The perfect storm of meteorological conditions that led to California’s worst recorded set of wildfires weren’t just Santa Ana wind gusts, soaring temperatures, low humidity and the driest year ever. It was an odd Sept. 22, winter-like storm that dropped more than an inch of rain in the Los Angeles area (the most in more than a year), a half-inch in parts of San Diego and one-tenth of an inch even in the high desert to the east.
This perfect storm was just enough to reinvigorate dry chaparral, brush and other vegetation. A month later, this wildfire fuel was bone-dry again, and more plentiful for what was to come.
Some experts, such as Thomas Swetnam, director of the Laboratory of Tree-Ring Research and Dendrochronology at the University of Arizona, and Amy Luers, California climate manager for the Union of Concerned Scientists, have a “big picture” scenario for the fires. It’s the change in climate, they warn, with earlier springs creating drier summers and more inferno autumns.
Says Swetnam, “Increasing numbers of large forest fires and total area burned in the western United States are significantly correlated with warming and drying trends. ... There is a clear upward trend in the area burned and numbers of large forest fires in the western U.S., especially since the mid-1980s.”

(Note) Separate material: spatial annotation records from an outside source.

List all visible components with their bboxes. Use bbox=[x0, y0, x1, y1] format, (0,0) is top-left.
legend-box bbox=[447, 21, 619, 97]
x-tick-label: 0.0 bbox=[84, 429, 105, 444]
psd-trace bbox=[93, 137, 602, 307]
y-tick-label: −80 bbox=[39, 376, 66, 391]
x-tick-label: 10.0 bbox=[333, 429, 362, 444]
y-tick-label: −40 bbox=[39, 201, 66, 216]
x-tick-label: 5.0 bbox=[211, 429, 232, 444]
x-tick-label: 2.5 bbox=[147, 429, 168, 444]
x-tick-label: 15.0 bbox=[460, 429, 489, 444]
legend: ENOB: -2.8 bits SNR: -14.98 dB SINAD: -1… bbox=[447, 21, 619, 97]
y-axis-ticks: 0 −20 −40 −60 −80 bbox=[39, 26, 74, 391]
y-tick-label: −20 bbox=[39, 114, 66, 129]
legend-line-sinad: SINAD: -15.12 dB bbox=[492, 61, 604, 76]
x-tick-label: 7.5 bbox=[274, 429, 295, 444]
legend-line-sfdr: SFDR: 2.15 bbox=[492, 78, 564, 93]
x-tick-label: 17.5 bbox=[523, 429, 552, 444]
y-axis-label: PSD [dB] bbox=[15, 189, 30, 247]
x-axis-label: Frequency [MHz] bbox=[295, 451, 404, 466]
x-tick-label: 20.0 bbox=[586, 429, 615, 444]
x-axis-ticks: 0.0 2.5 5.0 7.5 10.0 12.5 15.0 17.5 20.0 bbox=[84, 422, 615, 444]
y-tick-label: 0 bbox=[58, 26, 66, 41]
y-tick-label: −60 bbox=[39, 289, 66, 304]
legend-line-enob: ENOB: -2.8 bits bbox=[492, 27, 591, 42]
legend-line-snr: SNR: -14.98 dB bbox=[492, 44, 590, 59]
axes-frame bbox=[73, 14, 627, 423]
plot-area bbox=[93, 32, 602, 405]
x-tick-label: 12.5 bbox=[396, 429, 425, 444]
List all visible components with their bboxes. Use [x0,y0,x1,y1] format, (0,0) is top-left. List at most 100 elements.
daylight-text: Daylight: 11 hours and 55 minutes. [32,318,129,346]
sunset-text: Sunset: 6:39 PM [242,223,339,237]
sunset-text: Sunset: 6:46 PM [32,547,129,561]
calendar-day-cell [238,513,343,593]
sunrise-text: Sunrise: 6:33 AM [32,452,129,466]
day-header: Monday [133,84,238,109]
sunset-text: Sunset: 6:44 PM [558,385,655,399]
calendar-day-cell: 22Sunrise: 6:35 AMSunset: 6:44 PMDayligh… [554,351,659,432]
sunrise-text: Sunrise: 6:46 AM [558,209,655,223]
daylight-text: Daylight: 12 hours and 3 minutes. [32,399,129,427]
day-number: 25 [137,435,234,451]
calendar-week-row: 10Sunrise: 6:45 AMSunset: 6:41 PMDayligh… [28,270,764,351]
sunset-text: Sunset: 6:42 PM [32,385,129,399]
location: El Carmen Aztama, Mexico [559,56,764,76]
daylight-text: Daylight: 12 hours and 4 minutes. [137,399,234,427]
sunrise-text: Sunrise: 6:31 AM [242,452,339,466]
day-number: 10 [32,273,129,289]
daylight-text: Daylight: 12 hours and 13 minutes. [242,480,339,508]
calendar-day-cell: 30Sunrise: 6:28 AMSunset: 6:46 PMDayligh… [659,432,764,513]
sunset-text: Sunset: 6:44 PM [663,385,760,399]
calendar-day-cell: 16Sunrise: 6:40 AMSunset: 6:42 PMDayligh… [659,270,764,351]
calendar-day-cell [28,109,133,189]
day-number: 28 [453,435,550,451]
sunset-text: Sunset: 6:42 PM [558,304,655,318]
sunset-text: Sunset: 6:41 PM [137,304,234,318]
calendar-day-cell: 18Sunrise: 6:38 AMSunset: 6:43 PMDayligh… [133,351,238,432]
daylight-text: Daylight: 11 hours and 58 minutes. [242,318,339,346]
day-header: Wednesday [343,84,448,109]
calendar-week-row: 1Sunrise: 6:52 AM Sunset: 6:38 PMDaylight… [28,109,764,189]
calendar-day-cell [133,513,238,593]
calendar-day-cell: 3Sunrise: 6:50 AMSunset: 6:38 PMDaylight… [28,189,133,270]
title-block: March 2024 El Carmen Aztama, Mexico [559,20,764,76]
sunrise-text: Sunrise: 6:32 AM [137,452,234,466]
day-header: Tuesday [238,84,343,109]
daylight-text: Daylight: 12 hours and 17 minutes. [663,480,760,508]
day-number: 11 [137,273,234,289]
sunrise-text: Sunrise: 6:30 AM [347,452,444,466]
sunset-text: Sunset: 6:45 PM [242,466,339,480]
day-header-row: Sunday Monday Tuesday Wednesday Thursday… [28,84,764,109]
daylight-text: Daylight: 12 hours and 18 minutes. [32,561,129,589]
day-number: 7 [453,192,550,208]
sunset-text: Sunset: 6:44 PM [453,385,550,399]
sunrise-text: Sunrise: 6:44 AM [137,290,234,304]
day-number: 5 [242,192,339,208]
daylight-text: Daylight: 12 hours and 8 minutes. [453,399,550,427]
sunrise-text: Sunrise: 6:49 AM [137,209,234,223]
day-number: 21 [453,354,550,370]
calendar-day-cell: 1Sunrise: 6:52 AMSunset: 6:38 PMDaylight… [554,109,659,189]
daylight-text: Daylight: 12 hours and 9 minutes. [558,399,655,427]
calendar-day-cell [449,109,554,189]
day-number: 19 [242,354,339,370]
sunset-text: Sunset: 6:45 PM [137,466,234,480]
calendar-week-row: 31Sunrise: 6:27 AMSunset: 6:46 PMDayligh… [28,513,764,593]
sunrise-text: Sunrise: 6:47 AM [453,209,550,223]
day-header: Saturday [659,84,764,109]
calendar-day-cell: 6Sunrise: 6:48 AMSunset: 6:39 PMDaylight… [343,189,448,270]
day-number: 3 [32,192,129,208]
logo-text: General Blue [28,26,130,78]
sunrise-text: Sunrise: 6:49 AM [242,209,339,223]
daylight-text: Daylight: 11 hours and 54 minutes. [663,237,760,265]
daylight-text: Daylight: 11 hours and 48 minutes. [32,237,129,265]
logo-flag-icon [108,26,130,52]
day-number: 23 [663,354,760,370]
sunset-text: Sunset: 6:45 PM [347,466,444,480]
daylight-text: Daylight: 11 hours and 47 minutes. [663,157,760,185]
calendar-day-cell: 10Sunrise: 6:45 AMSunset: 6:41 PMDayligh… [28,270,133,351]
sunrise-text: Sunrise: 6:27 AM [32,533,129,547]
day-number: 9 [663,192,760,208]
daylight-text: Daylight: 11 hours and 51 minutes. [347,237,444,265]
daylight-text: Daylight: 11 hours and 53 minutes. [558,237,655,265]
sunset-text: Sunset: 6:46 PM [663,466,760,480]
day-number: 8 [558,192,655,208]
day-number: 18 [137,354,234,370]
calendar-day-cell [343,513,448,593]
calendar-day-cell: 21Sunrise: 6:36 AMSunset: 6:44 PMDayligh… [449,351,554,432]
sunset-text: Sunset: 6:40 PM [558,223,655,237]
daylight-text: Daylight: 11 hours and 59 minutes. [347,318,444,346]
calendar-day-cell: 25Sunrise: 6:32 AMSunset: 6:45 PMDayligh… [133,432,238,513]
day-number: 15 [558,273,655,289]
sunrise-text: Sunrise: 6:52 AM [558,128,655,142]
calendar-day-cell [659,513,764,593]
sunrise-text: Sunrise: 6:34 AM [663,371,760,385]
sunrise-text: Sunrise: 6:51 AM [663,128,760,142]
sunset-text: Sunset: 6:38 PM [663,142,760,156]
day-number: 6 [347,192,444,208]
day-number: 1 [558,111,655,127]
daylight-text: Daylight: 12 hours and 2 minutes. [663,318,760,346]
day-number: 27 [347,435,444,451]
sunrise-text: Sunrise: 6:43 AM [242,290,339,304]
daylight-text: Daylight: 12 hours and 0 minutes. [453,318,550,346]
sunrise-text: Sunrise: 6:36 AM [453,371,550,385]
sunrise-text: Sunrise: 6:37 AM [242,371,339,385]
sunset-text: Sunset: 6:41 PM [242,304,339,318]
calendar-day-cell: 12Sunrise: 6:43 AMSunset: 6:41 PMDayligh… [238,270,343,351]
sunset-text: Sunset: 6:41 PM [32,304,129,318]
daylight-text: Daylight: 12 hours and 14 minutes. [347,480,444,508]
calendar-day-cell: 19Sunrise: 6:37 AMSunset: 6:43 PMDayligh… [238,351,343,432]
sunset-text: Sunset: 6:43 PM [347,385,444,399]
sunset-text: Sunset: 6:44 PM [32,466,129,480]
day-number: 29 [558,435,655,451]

Adds Luers, “In terms of the wildfires we’re seeing today, while we can’t attribute these specific events to global warming, these are consistent with a trend of increasing wildfire activity throughout the West that has been linked to climate.”
We can concur with Swetnam and Luers on the climatic changes that are occurring, but there are too many variables, such as the lack of clearing of old underbrush, homes built in areas of high fire danger, inadequate forest management and bad luck, that should be considered before making Luers’ leap to her conclusion: “The science further suggests that if we do not make dramatic cuts in our emissions of global warming pollution, the wildfires throughout the West could lead to dramatic changes in the western landscapes.”
But this is what “the sky is falling” crowd is spinning for Californians and other Americans even before the flames are out.
Where was this crowd in November 1993, when more than 20 wildfires in Southern California consumed 193,814 acres, destroyed more than 1,000 homes and killed four people?
Where was the crowd in September 1970, when wildfires in the San Diego County mountains charred 175,425 acres, destroyed 382 structures and killed six people?